症例紹介

両生類

ベルツノガエルの雌性生殖器腫瘍

犬や猫と同じように、カエルなどの両生類でも腫瘍が発生することがあります。

カエルでは皮膚や腎臓や血液などの腫瘍が報告されています。

今回は非常に珍しい「ベルツノガエルの雌性生殖器腫瘍」の症例をご紹介します。

 

〈症状〉

ツノガエルの雌性生殖器腫瘍の発生は報告数が少なく、確立された症状のデータがほとんどありません。

本症例は2ヵ月間の食欲不振と排便障害(便秘)を主訴に来院されました。

今回は腹腔内のしこりによる圧迫で、食欲不振や排便障害、活動性低下などが生じたと考えられます。

また腫瘤が破裂することで腹膜炎や失血死を起こす可能性もありました。

 

〈原因〉

一般的に腫瘍は加齢に伴い発生しやすくなります。

一部のカエルの腫瘍ではウイルス(ヘルペスウイルスが関与するルッケ腎癌)、化学物質への暴露などが関与しているものもありますが、

ツノガエルの雌性生殖器腫瘍の詳しい原因は解明されていません。

 

〈診断〉

触診のほか、レントゲンや超音波(エコー)検査で、体腔内の腫瘤を確認します。

腫瘍の確定診断には、細胞診検査や病理組織検査が必要となります。

本症例では腹部に硬いしこりが触知されました。

レントゲン検査ではお腹の左側にしこりの影がみられました。(下図・赤丸)

エコー検査では液体貯留(下図・赤矢印)がある腫瘤がみられました。

エコー↓

 

〈治療〉

治療の第一選択は外科手術による摘出です。

本症例では腫瘍性病変の可能性が強く疑われたため、探査開腹手術を実施しました。

手術後は元気や食欲も戻り、無事に退院できました。

摘出した腫瘤の病理組織検査を実施したところ、『腺癌』と診断され、卵管・卵巣由来の腫瘍であると判断されました。

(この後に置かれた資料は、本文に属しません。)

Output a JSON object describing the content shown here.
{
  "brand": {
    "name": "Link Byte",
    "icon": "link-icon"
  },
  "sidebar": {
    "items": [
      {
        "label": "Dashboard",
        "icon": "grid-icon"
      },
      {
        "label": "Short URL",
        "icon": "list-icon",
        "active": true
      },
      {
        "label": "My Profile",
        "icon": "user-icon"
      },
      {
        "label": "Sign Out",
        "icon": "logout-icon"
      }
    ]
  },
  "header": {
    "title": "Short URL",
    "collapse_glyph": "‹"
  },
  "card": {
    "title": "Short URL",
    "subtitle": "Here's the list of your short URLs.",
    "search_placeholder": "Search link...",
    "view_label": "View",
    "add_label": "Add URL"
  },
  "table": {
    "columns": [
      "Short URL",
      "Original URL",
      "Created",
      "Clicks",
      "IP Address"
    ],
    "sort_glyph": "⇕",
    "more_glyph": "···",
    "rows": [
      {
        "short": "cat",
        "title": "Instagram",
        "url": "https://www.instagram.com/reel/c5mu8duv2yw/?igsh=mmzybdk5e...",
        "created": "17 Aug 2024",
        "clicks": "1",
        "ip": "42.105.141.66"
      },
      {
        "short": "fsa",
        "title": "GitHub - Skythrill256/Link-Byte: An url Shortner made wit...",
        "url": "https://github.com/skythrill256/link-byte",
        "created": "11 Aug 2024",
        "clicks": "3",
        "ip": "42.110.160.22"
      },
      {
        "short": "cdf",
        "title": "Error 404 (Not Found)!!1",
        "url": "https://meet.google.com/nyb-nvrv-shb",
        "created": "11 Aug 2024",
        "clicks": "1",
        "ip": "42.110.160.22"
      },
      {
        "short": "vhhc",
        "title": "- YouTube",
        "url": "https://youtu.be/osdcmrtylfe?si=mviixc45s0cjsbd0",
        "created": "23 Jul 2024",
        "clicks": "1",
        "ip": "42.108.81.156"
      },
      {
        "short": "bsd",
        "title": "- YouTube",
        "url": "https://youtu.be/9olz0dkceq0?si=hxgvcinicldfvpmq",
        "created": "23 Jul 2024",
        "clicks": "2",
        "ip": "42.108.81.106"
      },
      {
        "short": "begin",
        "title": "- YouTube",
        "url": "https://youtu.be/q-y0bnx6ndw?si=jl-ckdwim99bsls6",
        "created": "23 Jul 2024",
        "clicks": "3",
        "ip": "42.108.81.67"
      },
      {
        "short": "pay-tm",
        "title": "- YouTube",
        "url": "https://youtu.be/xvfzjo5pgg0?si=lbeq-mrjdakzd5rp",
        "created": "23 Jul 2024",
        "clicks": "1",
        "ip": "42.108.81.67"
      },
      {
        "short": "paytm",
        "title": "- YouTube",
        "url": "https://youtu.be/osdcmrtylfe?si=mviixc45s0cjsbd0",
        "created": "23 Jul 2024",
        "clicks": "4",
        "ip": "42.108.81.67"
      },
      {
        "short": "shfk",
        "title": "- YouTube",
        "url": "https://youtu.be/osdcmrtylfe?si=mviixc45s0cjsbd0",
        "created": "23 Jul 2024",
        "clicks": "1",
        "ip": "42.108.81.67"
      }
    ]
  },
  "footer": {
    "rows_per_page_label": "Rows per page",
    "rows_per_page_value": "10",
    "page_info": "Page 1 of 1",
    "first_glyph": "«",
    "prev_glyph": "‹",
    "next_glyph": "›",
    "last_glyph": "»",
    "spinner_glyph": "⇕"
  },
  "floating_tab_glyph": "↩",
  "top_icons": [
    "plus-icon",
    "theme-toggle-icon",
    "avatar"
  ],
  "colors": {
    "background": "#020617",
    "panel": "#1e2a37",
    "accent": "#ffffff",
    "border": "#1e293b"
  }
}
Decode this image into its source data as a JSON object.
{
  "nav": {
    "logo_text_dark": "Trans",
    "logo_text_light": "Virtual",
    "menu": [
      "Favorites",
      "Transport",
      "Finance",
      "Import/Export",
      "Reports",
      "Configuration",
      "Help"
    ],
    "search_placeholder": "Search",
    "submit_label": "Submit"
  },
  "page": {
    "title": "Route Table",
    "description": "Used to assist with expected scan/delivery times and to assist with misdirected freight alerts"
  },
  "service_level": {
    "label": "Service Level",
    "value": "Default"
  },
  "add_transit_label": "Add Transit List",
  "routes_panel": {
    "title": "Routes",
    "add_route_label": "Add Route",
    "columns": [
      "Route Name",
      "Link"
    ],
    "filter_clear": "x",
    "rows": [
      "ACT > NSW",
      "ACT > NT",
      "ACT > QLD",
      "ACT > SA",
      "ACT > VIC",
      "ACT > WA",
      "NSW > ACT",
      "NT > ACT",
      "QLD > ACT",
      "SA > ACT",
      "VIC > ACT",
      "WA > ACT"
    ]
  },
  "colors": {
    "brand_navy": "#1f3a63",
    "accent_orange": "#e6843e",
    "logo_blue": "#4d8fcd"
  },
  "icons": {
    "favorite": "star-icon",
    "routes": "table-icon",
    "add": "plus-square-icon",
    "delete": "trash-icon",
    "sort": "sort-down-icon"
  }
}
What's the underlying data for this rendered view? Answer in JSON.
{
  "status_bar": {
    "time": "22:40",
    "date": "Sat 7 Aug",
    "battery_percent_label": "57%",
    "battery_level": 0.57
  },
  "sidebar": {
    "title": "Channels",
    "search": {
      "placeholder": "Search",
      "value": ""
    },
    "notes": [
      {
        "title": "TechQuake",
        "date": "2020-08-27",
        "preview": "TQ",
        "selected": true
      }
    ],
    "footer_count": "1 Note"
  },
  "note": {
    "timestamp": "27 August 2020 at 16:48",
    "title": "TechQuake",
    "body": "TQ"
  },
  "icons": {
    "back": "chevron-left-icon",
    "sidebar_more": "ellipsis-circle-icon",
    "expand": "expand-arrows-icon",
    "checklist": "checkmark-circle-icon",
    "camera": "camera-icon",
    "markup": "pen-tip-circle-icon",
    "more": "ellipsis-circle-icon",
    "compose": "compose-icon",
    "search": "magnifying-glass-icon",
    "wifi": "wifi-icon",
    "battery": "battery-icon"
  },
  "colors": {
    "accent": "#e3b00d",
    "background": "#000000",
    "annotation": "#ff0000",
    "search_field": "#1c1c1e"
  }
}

ツノガエルの腫瘍の報告は少なく、どのような経過をとるか未知な部分もある為、腫瘍の再発や転移がないか、今後も注意して経過を観察する必要があります。

 

カエルさんの食欲不振や排便障害やお腹の膨らみなど、何か変わったことがあれば早めの受診を検討していただければと思います。